Counties in Idaho, New York and Wisconsin. Name originates from an Iroquoian Indian tribe (Oneida) living in New York state and its environs.

II

Oneida, a three-masted screw sloop of war, was authorized by Act of Congress, February 1861, and built at the New York Navy Yard; launched 20 November 1861; and commissioned 28 February 1862, Capt. Samuel P. Lee in command.

Shortly after commissioning Oneida sailed from New York and joined the West Gulf Blockading Squadron commanded by Flag officer David G. Farragut. On 24 April she participated in the attacks on Forts Jackson and St. Philip below New Orleans, and drove off the confederate ram which sank steam gunboat Varuna. Oneida destroyed CSS Governor Moore in a following engagement, the same date.

On 27 April Oneida destroyed obstructions in the Mississippi River above Carrollton, Miss., helping prepare the way for the Vicksburg campaign. In both passages of the Confederate works at Vicksburg, 28 June 1862, and 15 July 1862, by the Union Fleet under Admiral Farragut, Oneida was second in line.

In August 1862, under command of Comdr. George H. Preble, Oneida sank the steamer Lewis Whitman loaded with wounded troops. Early in the following month she failed in an attempt to stop the passage of CSS Florida into Mobile.

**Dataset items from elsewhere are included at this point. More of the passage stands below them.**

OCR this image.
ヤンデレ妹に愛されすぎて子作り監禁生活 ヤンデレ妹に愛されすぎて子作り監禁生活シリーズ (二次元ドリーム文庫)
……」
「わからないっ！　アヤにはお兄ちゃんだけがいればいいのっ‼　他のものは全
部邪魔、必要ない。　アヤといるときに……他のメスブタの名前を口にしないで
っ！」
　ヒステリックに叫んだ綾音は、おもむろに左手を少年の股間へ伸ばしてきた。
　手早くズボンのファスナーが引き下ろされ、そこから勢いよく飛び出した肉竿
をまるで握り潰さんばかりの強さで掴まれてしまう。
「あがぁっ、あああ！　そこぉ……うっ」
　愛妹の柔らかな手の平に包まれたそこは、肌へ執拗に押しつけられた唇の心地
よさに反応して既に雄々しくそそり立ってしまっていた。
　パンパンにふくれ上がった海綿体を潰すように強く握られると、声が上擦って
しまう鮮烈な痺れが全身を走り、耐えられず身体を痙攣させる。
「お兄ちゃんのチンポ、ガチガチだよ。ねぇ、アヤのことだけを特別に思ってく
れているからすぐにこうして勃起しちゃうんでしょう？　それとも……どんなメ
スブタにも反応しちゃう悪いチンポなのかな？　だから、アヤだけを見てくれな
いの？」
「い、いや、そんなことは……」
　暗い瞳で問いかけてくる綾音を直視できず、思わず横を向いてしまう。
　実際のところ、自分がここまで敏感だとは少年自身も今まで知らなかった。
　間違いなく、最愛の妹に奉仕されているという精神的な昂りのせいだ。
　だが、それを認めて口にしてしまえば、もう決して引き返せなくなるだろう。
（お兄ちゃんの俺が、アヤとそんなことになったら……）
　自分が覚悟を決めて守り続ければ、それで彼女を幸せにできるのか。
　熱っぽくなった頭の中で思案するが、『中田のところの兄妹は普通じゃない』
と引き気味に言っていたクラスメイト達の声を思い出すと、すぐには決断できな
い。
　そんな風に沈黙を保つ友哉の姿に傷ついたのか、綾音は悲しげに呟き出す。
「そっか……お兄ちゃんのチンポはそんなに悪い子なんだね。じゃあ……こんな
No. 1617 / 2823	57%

From 15 October 1863 to 23 August 1864, Oneida served in blockade operations off Mobile, where on 5 August she participated in the Battle of Mobile Bay and the subsequent capture of CSS Tennessee. At a later date she witnessed the surrender of Fort Morgan at Mobile.

Oneida decommissioned 11 August 1865 at New York. Recommissioned in May 1867, she was attached to the Asiatic Squadron and continued in that capacity until January 1870.

Sailing out from Yokohama, Japan on 24 January 1870, Oneida was struck by the British Peninsula & Oriental steamer City of Bombay, at 6:30 pm near Saratoga Spit. The starboard quarter was cut off Oneida and she was left to sink, as the City of Bombay steamed on without rendering assistance. Oneida sank at 6:45 pin in 20 fathoms of water with the loss of 125 men, 61 Sailors being saved in two Japanese fishing boats. The British captain of City of Bombay was apparently suspended and the ship itself was libelled, meaning that steamer and other ships of the P.&O. Line kept away from American ports.

The wreck of the Oneida was sold at public auction at Yokohama 9 October 1872, to Mr. Tatchobonaiya. Two Japanese salvage efforts in 1905 and 1955 recovered some gold coins and artifacts from the wreck.